Whether President Barack Obama or Mitt Romney reside in the White House next year will determine the fates of key issues for advertisers, and the industry is keenly watching for clues as to how.
But it's not exactly easy to form conclusions. Some issues cross party lines. Mr. Romney, perceived as pro-business, doesn't have a federal record of any kind to go on and declined to comment for this story. And while the Obama administration has a paper trail regarding marketing to kids and online privacy, it refused to answer questions about what it might do in a second term.
Adam Fetcher, spokesman for the Obama campaign, said, "they are simply not questions we can address," adding via email, "I don't really see the relevance to the campaign, and so I am declining a response."
One of the biggest issues that always seems to loom over the marketing industry is whether business will be able to continue to write off the cost of advertising as a tax deduction. It's survived for decades, but according to Dan Jaffe, exec VP-government relations for the Association of National Advertisers, both Mr. Obama and Mr. Romney will feel the pressure to come up with new revenue streams to shrink the deficit.
And the advertising deduction could become one of those targeted loopholes the candidates have mentioned during the debates.
It would be unwise, Mr. Jaffe said, "for advertising companies to think we are immune. We will not take anything for granted."
He pointed out that a Republican president, George H.W. Bush, was the last to put the tax deduction on the chopping block. A "major outcry" from the nation's big businesses saved the deduction at the time, Mr. Jaffe said.
But advertisers, lobbyists and others interested in these issues are trying to figure out what the next administration will bring.
On the issue of internet privacy, a Romney administration may be kinder to internet companies and advertisers, Mr. Jaffe said.
"The Romney camp has made it clear that they want fewer restrictions," he said.
President Obama has already issued a "Consumer Privacy Bill of Rights" that says consumers have the right to exercise control over what personal data is collected about them and how it is used. The Obama administration wants Google, Facebook, and other internet companies to sit down with privacy advocates to voluntarily develop codes of conduct. There may be more pressure in a second Obama term to go further.
But Mr. Jaffe said the privacy issue "does not fall neatly along partisan lines," including among members of Congress who would likely have to enact legislation to tighten controls on the collection of information.

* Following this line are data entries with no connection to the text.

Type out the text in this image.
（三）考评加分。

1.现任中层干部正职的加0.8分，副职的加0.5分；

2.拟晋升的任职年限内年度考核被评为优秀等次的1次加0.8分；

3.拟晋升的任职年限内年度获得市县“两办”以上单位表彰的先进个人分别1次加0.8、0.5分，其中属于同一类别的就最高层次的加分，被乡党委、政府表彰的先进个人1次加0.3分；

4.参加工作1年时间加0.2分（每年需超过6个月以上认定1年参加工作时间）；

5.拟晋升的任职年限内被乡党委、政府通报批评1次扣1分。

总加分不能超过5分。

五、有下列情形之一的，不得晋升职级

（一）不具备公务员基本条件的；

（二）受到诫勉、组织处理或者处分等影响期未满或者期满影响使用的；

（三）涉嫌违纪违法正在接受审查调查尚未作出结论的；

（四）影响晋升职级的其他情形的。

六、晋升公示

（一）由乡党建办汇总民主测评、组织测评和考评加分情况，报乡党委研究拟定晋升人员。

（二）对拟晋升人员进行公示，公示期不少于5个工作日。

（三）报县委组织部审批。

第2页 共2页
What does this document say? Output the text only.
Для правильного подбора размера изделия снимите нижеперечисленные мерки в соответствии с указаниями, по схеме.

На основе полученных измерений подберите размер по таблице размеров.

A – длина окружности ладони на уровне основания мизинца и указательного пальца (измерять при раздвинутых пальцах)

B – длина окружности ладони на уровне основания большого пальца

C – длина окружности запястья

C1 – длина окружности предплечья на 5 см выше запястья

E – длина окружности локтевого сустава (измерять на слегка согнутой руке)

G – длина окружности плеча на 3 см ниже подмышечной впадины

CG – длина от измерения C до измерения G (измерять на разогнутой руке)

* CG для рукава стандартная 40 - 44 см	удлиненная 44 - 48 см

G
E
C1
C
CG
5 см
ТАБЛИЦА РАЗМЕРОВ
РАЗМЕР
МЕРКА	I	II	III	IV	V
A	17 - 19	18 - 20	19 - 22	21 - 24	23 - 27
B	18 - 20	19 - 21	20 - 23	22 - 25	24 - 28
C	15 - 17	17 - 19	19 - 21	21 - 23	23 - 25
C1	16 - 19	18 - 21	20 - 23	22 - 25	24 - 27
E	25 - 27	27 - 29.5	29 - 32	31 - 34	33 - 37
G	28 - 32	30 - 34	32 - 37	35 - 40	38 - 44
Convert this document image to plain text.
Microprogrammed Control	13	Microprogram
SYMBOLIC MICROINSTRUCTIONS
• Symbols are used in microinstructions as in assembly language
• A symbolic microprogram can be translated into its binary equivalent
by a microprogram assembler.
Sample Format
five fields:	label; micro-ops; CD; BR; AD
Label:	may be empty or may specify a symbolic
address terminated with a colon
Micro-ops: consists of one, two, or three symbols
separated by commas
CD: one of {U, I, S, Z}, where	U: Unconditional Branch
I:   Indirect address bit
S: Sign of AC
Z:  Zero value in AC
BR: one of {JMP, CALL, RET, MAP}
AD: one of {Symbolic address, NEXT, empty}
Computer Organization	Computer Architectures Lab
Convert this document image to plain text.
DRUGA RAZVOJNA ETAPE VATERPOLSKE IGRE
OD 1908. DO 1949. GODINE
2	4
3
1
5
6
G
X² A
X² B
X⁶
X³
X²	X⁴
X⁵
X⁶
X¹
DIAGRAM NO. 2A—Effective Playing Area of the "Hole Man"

"There are members of the Republican party who support greater restrictions," he said.
William Rice, president of the Web Marketing Association, is certain that a second Obama term would result in stricter controls on gathering personal information on the internet and that Mr. Romney would take a more "laissez-faire" approach toward the issue. "If President Obama is reelected, regulations on what advertisers can collect from websites will be severely restricted," he said.
Like Mr. Jaffe, Mr. Rice said the new Congress is likely to have the final say. "And unfortunately that 's something both sides of the aisle may support because it looks like it's consumer- friendly," Mr. Rice said.
Advertisers are also watching whether Google -- and perhaps other tech giants -- will be prosecuted for anti-trust violations.
The Federal Trade Commission is weighing action against Google. Its five commissioners -- three Democrats and two Republicans -- are considering a 100-page memo that supports suing Google for exploiting its dominance in the search engine world.
The FTC may also be considering taking action against Google for purportedly abusing patent protections to obstruct smartphones developed by rivals.
George Sidak, chairman of Criterion Economics and editor of the Journal of Competitive Law & Economics, said if Mr. Romney wins the White House, he may appoint a new FTC chairman, as well as antitrust officials at the Department of Justice "who are considerably more skeptical of bringing monopolization cases against high-tech companies."
Mr. Sidak has defended Google's practices and dominance of the market as a result of "the nature of competition."
Another big issue for advertisers is proposed restrictions on the marketing of certain foods considered high in calories and low in nutrition to children.
Grocery and soft-drink manufacturers have bristled at interagency reports and recommendations spurred on by the Obama administration's "junk-food ban."
Marketers were able to persuade lawmakers in Congress to put a halt to the implementation of those recommendations, and the issue is now at a standstill.
Margo Wootan, director of nutrition policy at the Center for Science in the Public Interest, said she hopes a soon-to-be-released FTC study on the impact of self-regulation by the food and soft-drink industry will revive the debate. "If Obama is reelected there could be a second push," she said.
And a Romney win?
"I don't see there being any efforts to address food marketing to kids in a Romney administration," Ms. Wootan said.